L’operazione si inserisce nella linea di finanza green con cui IRFIS prova a rafforzare la transizione ecologica del sistema produttivo siciliano. Non è un rapporto nato oggi. La società finanziaria regionale accompagna infatti Fratelli Arena sin dai primi anni di sviluppo, sostenendo nel tempo investimenti considerati strategici sia per l’azienda sia per il territorio.
Per la presidente di IRFIS, Iolanda Riolo, il finanziamento rappresenta “un esempio concreto” del ruolo che la finanziaria regionale può giocare nel sostegno alle imprese che scelgono di investire su innovazione e sostenibilità. L’idea di fondo è quella di affiancare le aziende in interventi capaci di produrre insieme ritorno economico e valore ambientale.
Dal canto suo il gruppo guidato da Giovanni Arena lega l’operazione a un percorso industriale già avviato. L’amministratore delegato della Fratelli Arena parla di un modello che punta a tenere insieme competitività e responsabilità ambientale, con investimenti in fonti rinnovabili e ottimizzazione dei consumi. In questo quadro, il prestito di IRFIS viene letto come un acceleratore per dare più forza a un programma già impostato e orientato al medio periodo.
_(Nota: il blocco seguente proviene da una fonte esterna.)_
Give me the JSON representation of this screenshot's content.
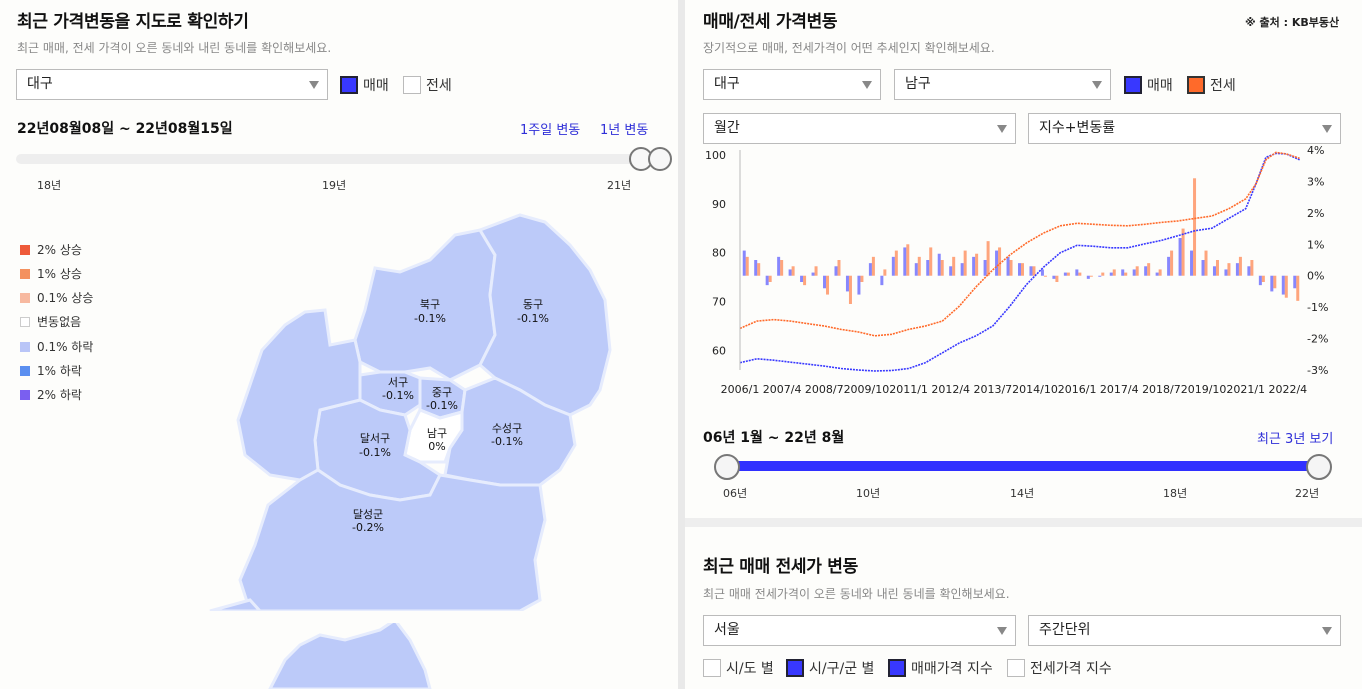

Il segnale è chiaro: la sostenibilità, almeno per una parte della grande distribuzione siciliana, non viene più trattata come voce accessoria ma come leva industriale. E il finanziamento concesso da IRFIS al Gruppo Arena si colloca esattamente su questo terreno, quello in cui la transizione energetica smette di essere solo una dichiarazione di principio e diventa investimento.